Agreed. With one caveat. In my experience, people who ask for prayers are not asking for divine intervention. They might be hoping for it, but not asking for it. More generally, they're asking for comfort and sympathy. I wound up at my mom's church a few times while my grandma was sick, and Mom would always put in a prayer request for her. It was comforting to know that others were thinking of her, however briefly. It was also disconcerting to find it comforting.

"One antiquated hodge-podge of a book becomes the arbiter of truth, with the added benefit that its clutter and inconsistency and diversity of authorship means you can justify anything with the right random quote."
Yes. Anything. It all goes back to "assume a contradiction and anything follows." Idiotically, people will fight wars over interpretation of some of this nonsense, rather than actually thinking.

"Religion provides a get-out-of-jail-free card for the consequences of our actions. That irrationality percolates through our brains, and influences more than just what we do in church on Sunday—it makes us susceptible to snake-oil of all kinds."
Most religions foster an attitude of blind acceptance. If someone says it, it must be true! Oh, unless they're not our kind of people: then it must be false.
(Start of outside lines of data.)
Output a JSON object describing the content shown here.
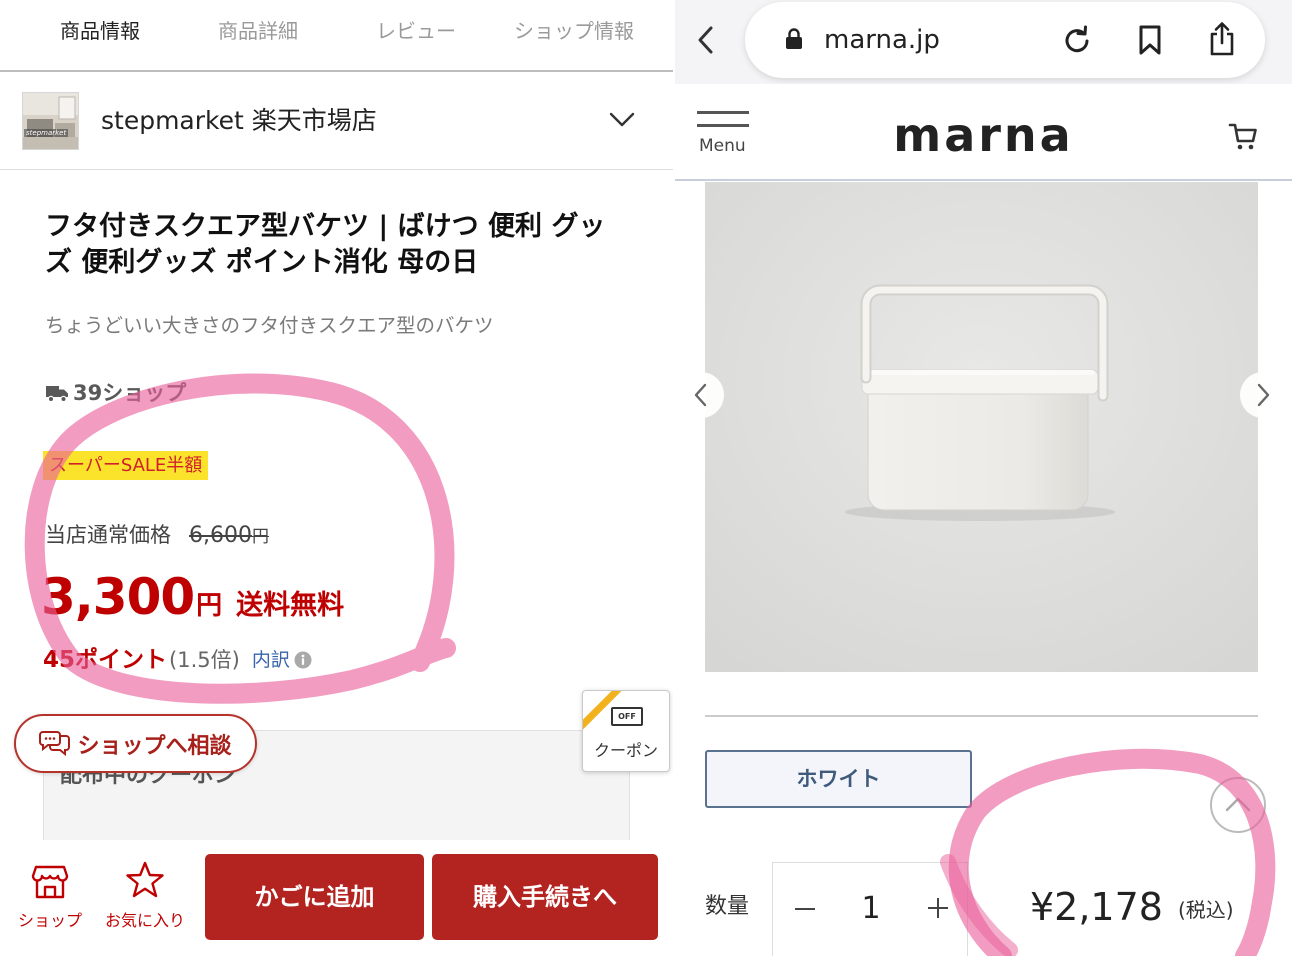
{
  "rakuten": {
    "tabs": [
      {
        "label": "商品情報",
        "active": true
      },
      {
        "label": "商品詳細",
        "active": false
      },
      {
        "label": "レビュー",
        "active": false
      },
      {
        "label": "ショップ情報",
        "active": false
      }
    ],
    "shop": {
      "name": "stepmarket 楽天市場店",
      "thumb_label": "stepmarket"
    },
    "product": {
      "title": "フタ付きスクエア型バケツ | ばけつ 便利 グッズ 便利グッズ ポイント消化 母の日",
      "subtitle": "ちょうどいい大きさのフタ付きスクエア型のバケツ",
      "shop_count": "39ショップ",
      "sale_badge": "スーパーSALE半額",
      "regular_price_label": "当店通常価格",
      "regular_price": "6,600",
      "regular_price_currency": "円",
      "price": "3,300",
      "price_currency": "円",
      "shipping": "送料無料",
      "points": "45ポイント",
      "points_rate": "(1.5倍)",
      "points_breakdown": "内訳"
    },
    "coupon": {
      "icon_label": "OFF",
      "label": "クーポン"
    },
    "coupon_panel_title": "配布中のクーポン",
    "consult_button": "ショップへ相談",
    "bottom_bar": {
      "shop": "ショップ",
      "favorite": "お気に入り",
      "add_to_cart": "かごに追加",
      "checkout": "購入手続きへ"
    },
    "colors": {
      "brand_red": "#bf0000",
      "button_red": "#b32320",
      "badge_yellow": "#fbe32c",
      "link_blue": "#3a65ae"
    }
  },
  "marna": {
    "browser": {
      "url": "marna.jp"
    },
    "header": {
      "menu_label": "Menu",
      "logo": "marna"
    },
    "product": {
      "color_option": "ホワイト",
      "quantity_label": "数量",
      "quantity": "1",
      "price": "¥2,178",
      "tax_note": "(税込)"
    },
    "icons": [
      "chevron-left-icon",
      "lock-icon",
      "reload-icon",
      "bookmark-icon",
      "share-icon",
      "hamburger-menu-icon",
      "cart-icon",
      "carousel-prev-icon",
      "carousel-next-icon",
      "scroll-top-icon",
      "minus-icon",
      "plus-icon"
    ],
    "colors": {
      "accent_blue": "#3f5a7a",
      "header_border": "#c6cfdb"
    }
  },
  "annotation_color": "#e9609a"
}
So all you have to do to convince someone that you're right is convince him that you're one of his own kind. Politicians are good at this, and its converse.

"The first time I heard this argument I could hardly believe it: religion never changes, while science changes all the time, therefore religion is better."
Uh, yeah. Sure religion never changes. Uh-huh. And I have this lovely bridge to sell you... For over a thousand years, the sun was believed to go around the earth. The Bible clearly said so. Now except for a few loony holdouts, no one thinks the sun goes around the earth, and they scream "metaphor!" to protect their precious book. Back in the 1800's, the Bible was used to justify slavery. Now they try to explain away the positive/neutral references to slavery, and hope that no one notices that the Bible never says anything negative about it. And don't get me started on the role of women in the Bible. "Do not speak in church." "A woman should never teach a man."

I can feel an attack of four-letter words coming on, so I'll stop there.

2 comments:

John said...

One Sunday, when I was five or six, one of the hymns at church was "Our God is an Awesome God." On the way home, I asked my mom, "Why is God awesome?" She never answered, and was mad at me for the rest of the day. I guess it was sinful of me to not just accept it, even at an age where asking questions is as natural as breathing.

Qalmlea said...

I never really questioned it when I was young. It was just what we did on Sundays. I was more interested in the music/melody than in the actual hymn lyrics (which never made any sense whatsoever anyway).

I really started thinking about it after being exposed to some very basic philosophy (some in school, some in books, including The Wheel of Time). And essentially tried to invent Taoism from scratch, to try and get rid of the inconsistency with observed reality. So when I finally encountered Taoism, my reaction was "Ah! This makes sense!"